Several months after graduation, I was hired as an aide by Conejos County Hospital, a fifteen-bed facility in the village of La Jara, ten miles south of our house. I worked three consecutive days, from six a.m. to three p.m., and then took four days off, alternating with one other day aide. The hospital’s nursing staff consisted of a registered nurse and, depending upon the daily census, one or two licensed practical nurses.

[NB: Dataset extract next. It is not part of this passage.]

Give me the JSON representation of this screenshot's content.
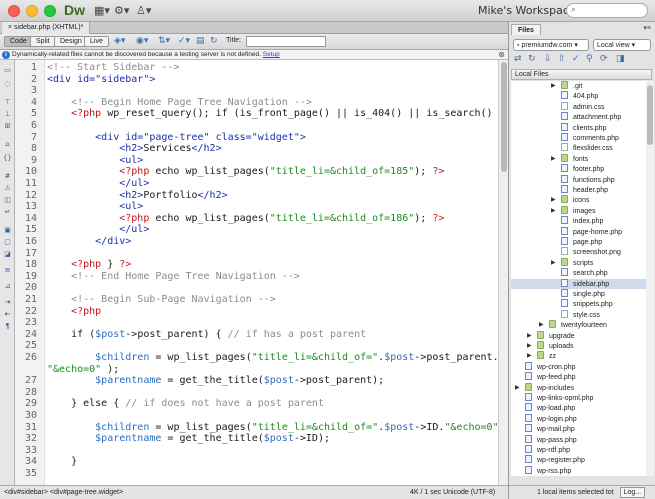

I worked at the hospital for sixteen months. Arriving for work in the black-and-blue Valley dawn. Gently greeting the nurses―in chairs but often asleep, as their shift had begun three hours earlier. Taking vital signs at a cold dawn on a dying patient as her nine family members looked on, their silence and solemnity recalling that of the Mexican Indians in the “resuscitation” scene in the film The Treasure of the Sierra Madre. Getting patients up and toileted by seven. Distributing breakfasts. Getting routinely ignored by the hospital’s only rounding physician, a cowboy-booted redneck whom I disliked. Listening to a spunky female LPN discretely go on about the joy of receiving oral sex. Occasionally sharing liberal political views and a bag of potato chips with the hospital’s Birkenstocksed ER doc, whom I did like. Learning about the care of patients with MRSA. Slogging through a Thomas Wolfe novel in the afternoons when the pace had slowed. Watching in discrete disbelief as a sweet, stoic long-term patient with pulmonary edema swell up like the Michelin Man, his skin glazed as if with plastic―and eventually die, his normally-composed wife now howling in grief in the hallway outside his door. Attending a baby shower for an LPN’s first-born. Assisting in my first “I&D,” or incision and draining: stunned as I watched pus fountain endlessly from a patient’s back. Wearing scrubs of any color I chose.